Change Management is a structured approach to ensuring that changes are thoroughly and smoothly implemented, and that the lasting benefits of change are achieved; focus is on the wider impacts of change, particularly on people and how they, as individuals and teams, move from the current situation to the new one.
As a Change Management consultant for Cohesive, I have seen many successes and some epic fails. As I look back over my career I have learned these five top mistakes to avoid in your next Maximo implementation. It does not matter if you are implementing for the first time or you are upgrading, avoid these mistakes and success will be right around the corner. To hear more on this topic, join me on July 27th for a Change Management webinar.
#1 Being TOO RIGID
The plan is the plan is the plan –until it isn’t. Whether it’s a rigid PM or an advisory board that is creating too much red tape, being too rigid can spell disaster. Instead, invite feedback and adapt to it. Project team members, end users, and even those not directly impacted can be great sources of feedback. If adjustments need to be made, don’t be afraid to make them; in fact, by simply acknowledging their feedback and taking action, you will find that the end user will have your back in the long run.

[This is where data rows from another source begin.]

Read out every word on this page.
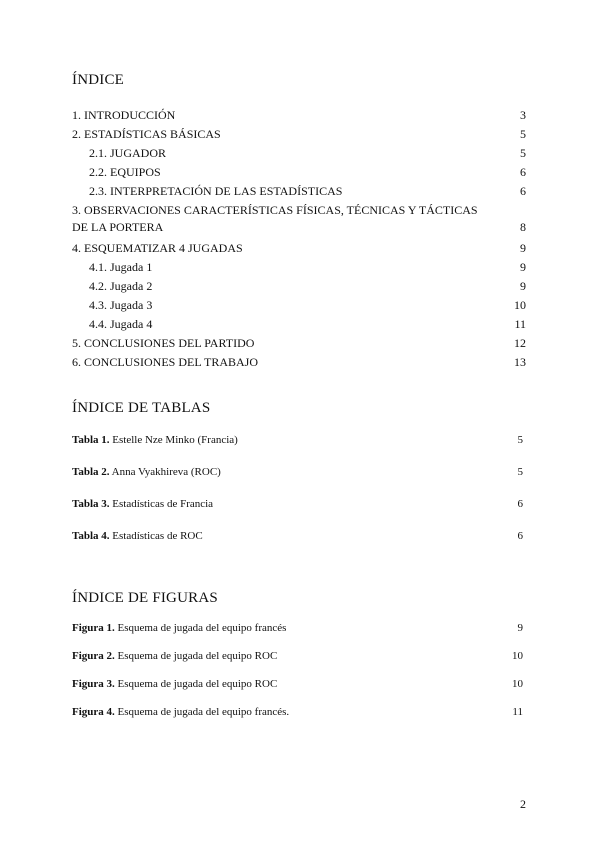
ÍNDICE
1. INTRODUCCIÓN	3
2. ESTADÍSTICAS BÁSICAS	5
2.1. JUGADOR	5
2.2. EQUIPOS	6
2.3. INTERPRETACIÓN DE LAS ESTADÍSTICAS	6
3. OBSERVACIONES CARACTERÍSTICAS FÍSICAS, TÉCNICAS Y TÁCTICAS
DE LA PORTERA	8
4. ESQUEMATIZAR 4 JUGADAS	9
4.1. Jugada 1	9
4.2. Jugada 2	9
4.3. Jugada 3	10
4.4. Jugada 4	11
5. CONCLUSIONES DEL PARTIDO	12
6. CONCLUSIONES DEL TRABAJO	13
ÍNDICE DE TABLAS
Tabla 1. Estelle Nze Minko (Francia)	5
Tabla 2. Anna Vyakhireva (ROC)	5
Tabla 3. Estadísticas de Francia	6
Tabla 4. Estadísticas de ROC	6
ÍNDICE DE FIGURAS
Figura 1. Esquema de jugada del equipo francés	9
Figura 2. Esquema de jugada del equipo ROC	10
Figura 3. Esquema de jugada del equipo ROC	10
Figura 4. Esquema de jugada del equipo francés.	11
2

#2 Misguided Communications
This falls into two categories: 1. Communication sent using the wrong media, and 2. Communication sent from the wrong user. Let’s talk about the first category. If much of your workforce does not have a PC or access to e-mails, it would be a mistake to send project updates or communications via e-mail. Try instead to get message out using posters or during standing safety or staff meetings. To the second point, make sure that the sender of the message is the right person. Years ago, a client wanted e-mails sent to users from CIO – and all other communications (posts on intranet) signed by the CIO. In their case, this didn’t work well. The CIO was based in Houston in a nice high-rise office, but the end users were spread across the eastern US, and were out in the field. Most had never set foot in the corporate office –let alone knew who the CIO was. So, many of these messages were simply ignored. It would have been more effective to provide supervisors with information that they could share during their daily stand up meetings. An even better approach would be to create a network of users at all levels (including front-line employees) and arming them with the talking points and information to cascade to the organization.
#3 Assessment Overload
In the first point, I talked about getting feedback; however, it is critical to avoid overloading users with too many surveys. Overloaded users start ignoring you and will stop providing you with the honest and valuable feedback you need. How many times can you ask a question anyway? Try not to fatigue your users with asking them “How’s it going?” versus letting them simply get going.

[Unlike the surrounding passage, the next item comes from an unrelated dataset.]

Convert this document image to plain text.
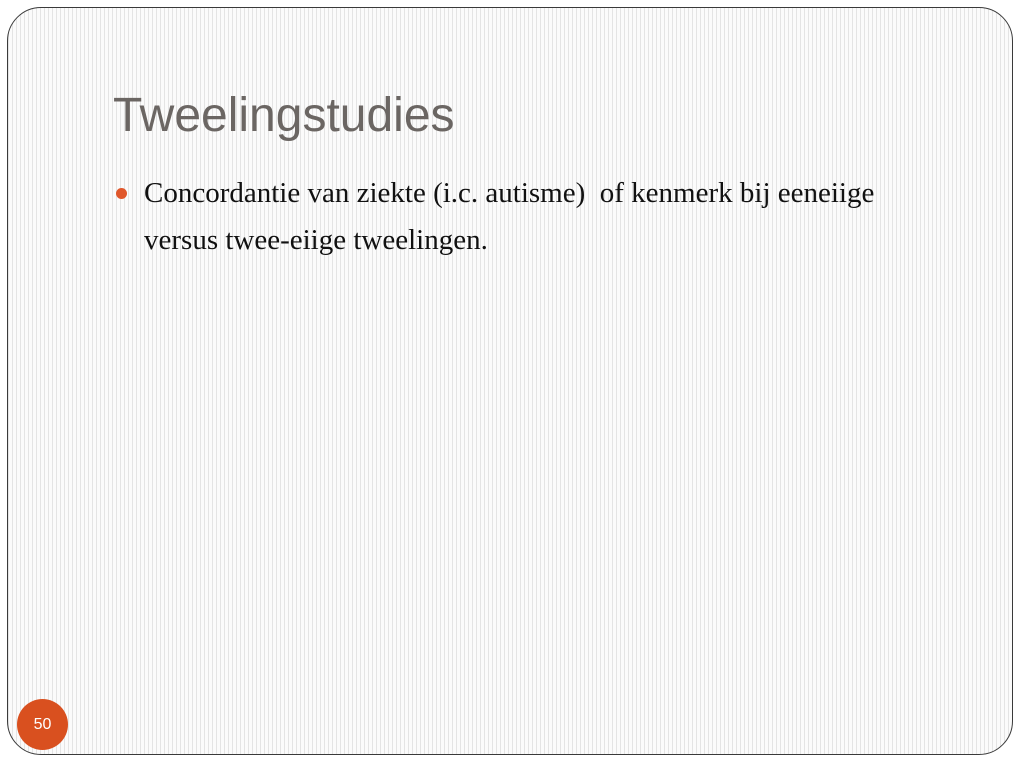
Tweelingstudies
Concordantie van ziekte (i.c. autisme)  of kenmerk bij eeneiige versus twee-eiige tweelingen.
50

To avoid assessment overload, try the following:
- Consider other projects and perhaps combine surveys
- Try to get real-time feedback during demos or lunch and learns. There are plenty of real-time survey tools that attendees can access with their smartphones.
Keep up with the responses you receive, especially those that are in a negative category. Your chief nay-sayers can become your biggest super users and champions.
#4 Starting too late
In my experience, change management and training are typically the last to the (project) table – and the first to be cut from the budget. In the long run, a quick financial win might spell greater financial disaster. Designing a system without the users in mind means that they will likely not use the system the way that management and the company leaders would like them to. Change management and training professionals can act as the end user advocates or Maximo usability experts even during the requirements and design workshops. So, bring them in early, even if it means that they play multiple roles early on – change management professionals are often great facilitators during workshops.

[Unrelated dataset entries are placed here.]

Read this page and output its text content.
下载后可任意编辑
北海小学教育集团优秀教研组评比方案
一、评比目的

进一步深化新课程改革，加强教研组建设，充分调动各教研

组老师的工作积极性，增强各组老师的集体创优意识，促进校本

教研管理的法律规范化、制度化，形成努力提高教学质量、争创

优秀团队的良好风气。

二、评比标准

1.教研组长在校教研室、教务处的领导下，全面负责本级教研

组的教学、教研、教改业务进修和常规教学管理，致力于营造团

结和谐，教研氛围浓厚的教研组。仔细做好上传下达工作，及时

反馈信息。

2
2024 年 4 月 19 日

Also, your employees should feel they “own” the system, so make sure key employees are included early in the project – and make sure they are not just managers and above. With many of my former clients, the largest group impacted were field and front-line workers. Make sure they are represented here, too.
#5 Big BANG Training Approaches
If you feel that training is a one-time event, then read-on. Go-live training should be considered the “final exam”; users should have multiple opportunities throughout the project to receive Maximo training. I’ve come into a classroom and been asked, “Why am I here?”. Make sure your trainers aren’t faced with this. Remember your audience is going to be varied with levels of understanding and abilities – and you will only able to recognize this if you train them early.
Avoid this by giving several users access to the new system early, allowing them to become savvy and familiar with the system and new features. This will give you several internal champions and provide positive word of mouth amongst the team. In addition:
- Provide several dates, times and locations for hands on training – don’t forget your shift workers and your auxiliary locations.
- Allow users to attend all, or just one course, as long as they are comfortable and confident with the system – and offer “sneak peek” courses like a basic navigation course even before the system is fully configured.
- Prepare a support structure for after go-live and make it public well in advance. Make sure everyone impacted knows who to call when things go wrong (because they will), where they can take extra or remedial training courses, and where they can find answers to frequently asked questions.
In conclusion, your goal is to make sure your employees are using the system, that they are entering the right data at the right time into Maximo, and that the company leadership can trust and receive the information they need to make day-to-day business decisions. Avoiding these mistakes above will ensure that you set your organization up for success.